You can also try this: keep the ALT key pressed and click with your mouse anywhere on the maximized window. The cursor will become a "fist grabbing the window". Now move the mouse and the window will restore its previous size. I prefer this method because it will not force you to take away your hand from the mouse.

ukch commented 9 years ago

@zazy that doesn't seem to work for me (although I remember using it in the past). Any idea where that alt-drag behaviour is set?

zazy commented 9 years ago

@ukch You can see which is the modifier for your mouse using dconf-editor (you can launch it from a terminal or from Alt+F2 -> dconf-editor -> (press enter). Expand the tree on the left side so that you can reach the org -> gnome -> desktop -> wm -> preferences schema. On the right side, now, search for the key "mouse-button-modifier". Here you can set the mouse modifier for window click actions. Mine is set to "<Alt>" (without quotes) .

P.S.: You need the dconf-editor package to be installed :) P.P.S.: If you prefer, you can use the gsettings command-line tools. With it you can: see the current setting: gsettings get org.gnome.desktop.wm.preferences mouse-button-modifier

set the Alt key modifier: gsettings set org.gnome.desktop.wm.preferences mouse-button-modifier "<Alt>"

a-m-s commented 9 years ago

The default key is not ALT, it's "super", a.k.a. the "windows key".

zazy commented 9 years ago

@a-m-s noone told that ALT is the default key. It's distribution dependent. On a new Suse, for example, there is no value set.

a-m-s commented 9 years ago

@zazy Super been the default in Gnome since 3.5: https://wiki.gnome.org/Design/OS/KeyboardShortcuts

I'm sorry to hear some distributions have broken the defaults.

warrenguy commented 9 years ago

You could use the Window Buttons extension which should do exactly what you suggest: https://extensions.gnome.org/extension/426/window-buttons/

However the version on gnome.org is old and doesn't support 3.14. Here's one that does: https://github.com/danielkza/Gnome-Shell-Window-Buttons-Extension

wilfm commented 9 years ago

@warrenguy Wow thanks works here :) screenshot from 2015-02-24 21 28 31 Top right of picture

(For those that don't know) You can install it by downloading the zip from: https://github.com/danielkza/Gnome-Shell-Window-Buttons-Extension/archive/master.zip Then extract the window_buttons@biox.github.com folder in it to ~/.local/share/gnome-shell/extensions/window_buttons@biox.github.com, restart the shell ((by default Alt+F2, enter r and press enter) and turn on 'Window Buttons' in Gnome Tweak Tool ((settings can also then be adjusted in Tweak tool by clicking the options icon)*

I probably should direct people to this in this extensions description - and if @danielkza (or me (or even integrate some of its functionality back into this one)) could upload the updated extension to https://extensions.gnome.org/ that would be great (probably could also update the README and other stuff, but it works :) - I could also then count this issue as closed.

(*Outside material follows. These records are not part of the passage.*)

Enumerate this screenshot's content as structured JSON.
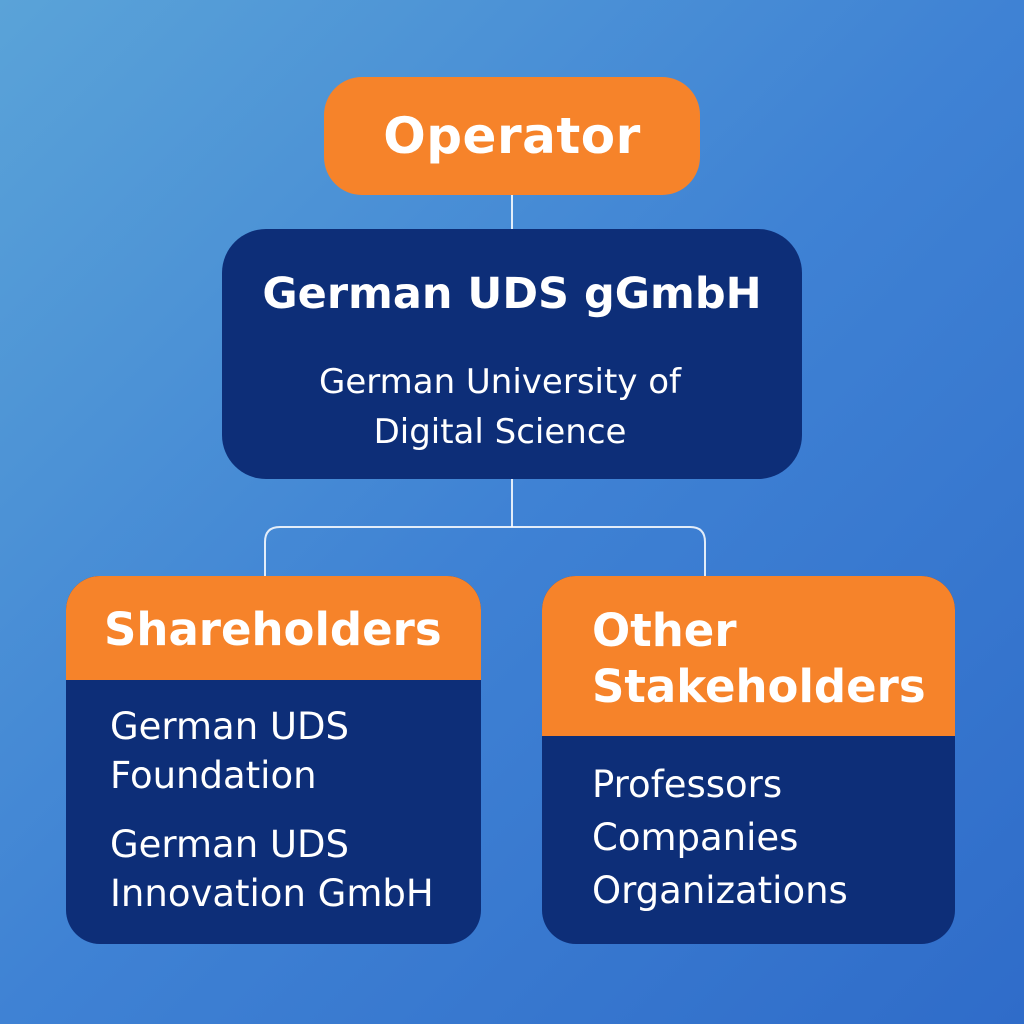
{
  "operator": {
    "label": "Operator"
  },
  "entity": {
    "title": "German UDS gGmbH",
    "subtitle": "German University of Digital Science"
  },
  "groups": [
    {
      "header": "Shareholders",
      "items": [
        "German UDS Foundation",
        "German UDS Innovation GmbH"
      ]
    },
    {
      "header": "Other Stakeholders",
      "items": [
        "Professors",
        "Companies",
        "Organizations"
      ]
    }
  ],
  "colors": {
    "orange": "#f6832a",
    "navy": "#0d2e78",
    "background_start": "#5aa3d8",
    "background_end": "#2f6cc9",
    "connector": "#ffffff"
  }
}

ukch commented 9 years ago

I can enable it, but it doesn't seem to work for me, even after I log back in (I'm on Debian Sid). Any way I can debug the extension to see if there's any error messages?

wilfm commented 9 years ago

Works happily on Fedora 21 x64 Gnome 3.14 ... Can't access it at the moment but http://stackoverflow.Com/q/14540012 may help there.

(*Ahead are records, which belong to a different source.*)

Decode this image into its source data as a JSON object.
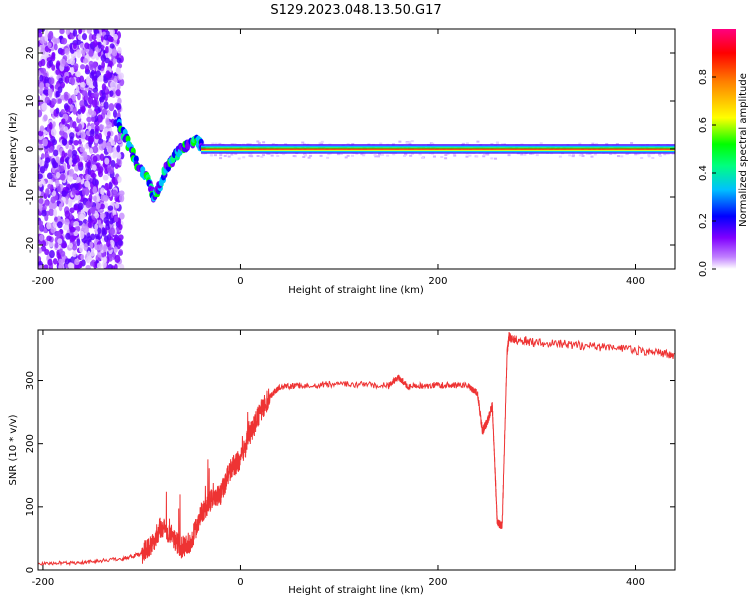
{
  "title": "S129.2023.048.13.50.G17",
  "chart_data": [
    {
      "type": "heatmap",
      "xlabel": "Height of straight line (km)",
      "ylabel": "Frequency (Hz)",
      "xlim": [
        -205,
        440
      ],
      "ylim": [
        -25,
        25
      ],
      "xticks": [
        -200,
        0,
        200,
        400
      ],
      "xtick_labels": [
        "-200",
        "0",
        "200",
        "400"
      ],
      "yticks": [
        -20,
        -10,
        0,
        10,
        20
      ],
      "ytick_labels": [
        "-20",
        "-10",
        "0",
        "10",
        "20"
      ],
      "grid": false,
      "colorbar": {
        "label": "Normalized spectral amplitude",
        "range": [
          0,
          1
        ],
        "ticks": [
          0.0,
          0.2,
          0.4,
          0.6,
          0.8
        ],
        "tick_labels": [
          "0.0",
          "0.2",
          "0.4",
          "0.6",
          "0.8"
        ],
        "colormap": [
          "#ffffff",
          "#c080ff",
          "#8000ff",
          "#0000ff",
          "#00c0ff",
          "#00ff80",
          "#00ff00",
          "#ffff00",
          "#ff8000",
          "#ff0000",
          "#ff0080"
        ]
      },
      "noise_region_x": [
        -205,
        -120
      ],
      "trace": {
        "x": [
          -125,
          -115,
          -105,
          -95,
          -88,
          -82,
          -75,
          -68,
          -60,
          -52,
          -45,
          -38
        ],
        "y": [
          6,
          2,
          -3,
          -6,
          -10,
          -8,
          -4,
          -2,
          0,
          1,
          2,
          0
        ]
      },
      "carrier": {
        "x_start": -40,
        "x_end": 440,
        "frequency": 0
      }
    },
    {
      "type": "line",
      "xlabel": "Height of straight line (km)",
      "ylabel": "SNR (10 * v/v)",
      "xlim": [
        -205,
        440
      ],
      "ylim": [
        0,
        380
      ],
      "xticks": [
        -200,
        0,
        200,
        400
      ],
      "xtick_labels": [
        "-200",
        "0",
        "200",
        "400"
      ],
      "yticks": [
        0,
        100,
        200,
        300
      ],
      "ytick_labels": [
        "0",
        "100",
        "200",
        "300"
      ],
      "grid": false,
      "series": [
        {
          "color": "#ee3333",
          "x": [
            -205,
            -160,
            -120,
            -100,
            -90,
            -80,
            -70,
            -60,
            -50,
            -40,
            -30,
            -20,
            -10,
            0,
            10,
            20,
            30,
            40,
            60,
            100,
            150,
            160,
            170,
            200,
            230,
            240,
            245,
            250,
            255,
            258,
            260,
            265,
            270,
            272,
            275,
            300,
            350,
            400,
            440
          ],
          "values": [
            10,
            12,
            18,
            25,
            40,
            70,
            55,
            35,
            45,
            90,
            110,
            120,
            160,
            175,
            215,
            250,
            275,
            290,
            292,
            295,
            292,
            305,
            290,
            293,
            292,
            280,
            220,
            235,
            260,
            150,
            75,
            70,
            345,
            370,
            365,
            360,
            355,
            348,
            340
          ]
        }
      ]
    }
  ]
}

danielkza commented 9 years ago

It works for me on Fedora 21 and GNOME 3.14 as @wilfm mentioned. That's where I tested the fixes in. Don't know if there are any others needed, but unless Sid is running a GNOME 3.15 preview it shouldn't be different.

wilfm commented 9 years ago

@ukch If you are running gnome 3.15, you may need to edit the second line in metadata.json to include 3.15 (or whatever your version is) and restart the shell. You can check your version with gnome-shell --version.

ukch commented 9 years ago

Nope. Gnome 3.14.2. It doesn't refuse to switch on or anything, it just silently doesn't do anything.